Interview réalisée par Basile Netour et Abdourahman Bindowo(Djabbar)
L’humanité est semblable aux myriades d’étoiles qui scintillent dans le ciel. Amadou Palou Zoua alias Amadou Raza, figure bien connue de la culture septentrionale du Cameroun, a accepté de se confier pour nous parler de lui et de l’art en général dans la zone soudano-sahélienne du Cameroun. Cet entretien mené à bâtons rompus restera dans les années comme une mémoire vivante, je ne vous en dis pas plus lisez plutôt.
Bonjour Amadou Raza.

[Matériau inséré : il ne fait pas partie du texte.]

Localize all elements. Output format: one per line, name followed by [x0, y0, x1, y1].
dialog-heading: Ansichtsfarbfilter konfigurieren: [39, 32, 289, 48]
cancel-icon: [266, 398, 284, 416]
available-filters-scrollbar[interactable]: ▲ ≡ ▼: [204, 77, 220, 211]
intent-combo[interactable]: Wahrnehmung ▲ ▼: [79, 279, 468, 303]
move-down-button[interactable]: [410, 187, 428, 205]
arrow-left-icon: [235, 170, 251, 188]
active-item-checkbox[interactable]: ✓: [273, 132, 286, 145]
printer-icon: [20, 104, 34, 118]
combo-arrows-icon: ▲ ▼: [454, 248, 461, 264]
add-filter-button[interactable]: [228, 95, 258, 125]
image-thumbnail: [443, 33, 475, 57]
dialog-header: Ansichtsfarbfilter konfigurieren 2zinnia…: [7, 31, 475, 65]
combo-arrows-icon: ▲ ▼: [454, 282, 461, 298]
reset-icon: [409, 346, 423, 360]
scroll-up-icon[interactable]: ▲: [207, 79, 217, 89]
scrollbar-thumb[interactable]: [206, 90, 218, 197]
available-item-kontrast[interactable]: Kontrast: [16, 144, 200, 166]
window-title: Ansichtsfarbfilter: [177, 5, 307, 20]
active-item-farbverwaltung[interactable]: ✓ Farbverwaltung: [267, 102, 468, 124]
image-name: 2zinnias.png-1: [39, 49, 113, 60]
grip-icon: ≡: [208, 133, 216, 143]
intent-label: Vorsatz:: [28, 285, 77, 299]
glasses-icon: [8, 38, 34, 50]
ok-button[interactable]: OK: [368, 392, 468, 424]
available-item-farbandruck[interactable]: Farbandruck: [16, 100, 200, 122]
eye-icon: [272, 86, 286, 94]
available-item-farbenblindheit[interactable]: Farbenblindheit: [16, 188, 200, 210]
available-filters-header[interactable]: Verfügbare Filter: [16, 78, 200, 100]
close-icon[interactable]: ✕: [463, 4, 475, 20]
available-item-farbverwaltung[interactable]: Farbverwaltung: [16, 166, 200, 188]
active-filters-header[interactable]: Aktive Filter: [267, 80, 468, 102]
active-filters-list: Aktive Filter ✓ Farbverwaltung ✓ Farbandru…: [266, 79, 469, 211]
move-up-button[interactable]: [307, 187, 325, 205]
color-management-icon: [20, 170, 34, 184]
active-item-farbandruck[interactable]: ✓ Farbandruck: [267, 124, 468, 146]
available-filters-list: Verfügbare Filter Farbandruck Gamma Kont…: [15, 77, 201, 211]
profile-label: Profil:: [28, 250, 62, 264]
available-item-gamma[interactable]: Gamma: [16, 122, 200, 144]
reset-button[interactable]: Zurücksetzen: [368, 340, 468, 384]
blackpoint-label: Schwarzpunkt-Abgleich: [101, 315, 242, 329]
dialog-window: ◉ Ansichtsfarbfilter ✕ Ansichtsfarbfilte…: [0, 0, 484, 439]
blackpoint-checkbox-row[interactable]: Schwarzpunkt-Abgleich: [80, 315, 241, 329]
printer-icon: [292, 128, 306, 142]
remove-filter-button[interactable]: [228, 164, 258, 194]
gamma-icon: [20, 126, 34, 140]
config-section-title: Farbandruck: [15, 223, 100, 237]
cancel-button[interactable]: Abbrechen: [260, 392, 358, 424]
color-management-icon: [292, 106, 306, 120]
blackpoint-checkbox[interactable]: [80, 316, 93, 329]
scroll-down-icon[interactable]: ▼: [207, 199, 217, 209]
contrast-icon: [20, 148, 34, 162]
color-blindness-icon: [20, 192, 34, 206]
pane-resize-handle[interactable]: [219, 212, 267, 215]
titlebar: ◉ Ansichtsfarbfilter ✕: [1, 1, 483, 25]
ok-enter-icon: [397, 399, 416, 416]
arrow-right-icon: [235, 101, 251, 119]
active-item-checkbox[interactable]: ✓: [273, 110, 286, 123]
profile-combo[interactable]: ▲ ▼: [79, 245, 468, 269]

Bon après-midi, nous sommes heureux de vous rencontrer aujourd’hui et de nous entretenir avec vous ; avant d’entrer dans le vif du débat pouvez-vous nous parler de vous et de présenter votre région ?
Oui, je m’appelle Amadou Palou zoua. Je suis né le 21 juin 1966 à Garoua. Je suis un artiste multidisciplinaire. Je fais de l’art plastique. Je suis dramaturge, scénographe, commissaire de festival. Je suis également maître de cérémonie…
Quel a été votre parcours scolaire ?
J’ai fait mes études primaires à l’école principale des garçons de la ville de Garoua, secondaires au lycée de Guider et supérieures à l’Advanced Institut of Technology de Kano option sciences du bâtiment. D’où je suis sorti ingénieur en génie civil. Après le bac à Garoua, j’ai pris le chemin de l’Europe avec un ami, un certain Ndjock Aurélien. Arrivé en Algérie, clandestinement bien entendu, je change d’avis et retourne sur mes pas pour m’arrêter au Nigeria où je fais mes études supérieures comme mentionné ci-haut. Artiste dans l’âme, je me suis retrouvé à faire des spectacles de one man show ou stand up dans des espaces francophones, toujours au Nigéria. Je peignais des toiles que j’exposais dans les rues de kano, Maiduguri sans oublier la décoration des camions.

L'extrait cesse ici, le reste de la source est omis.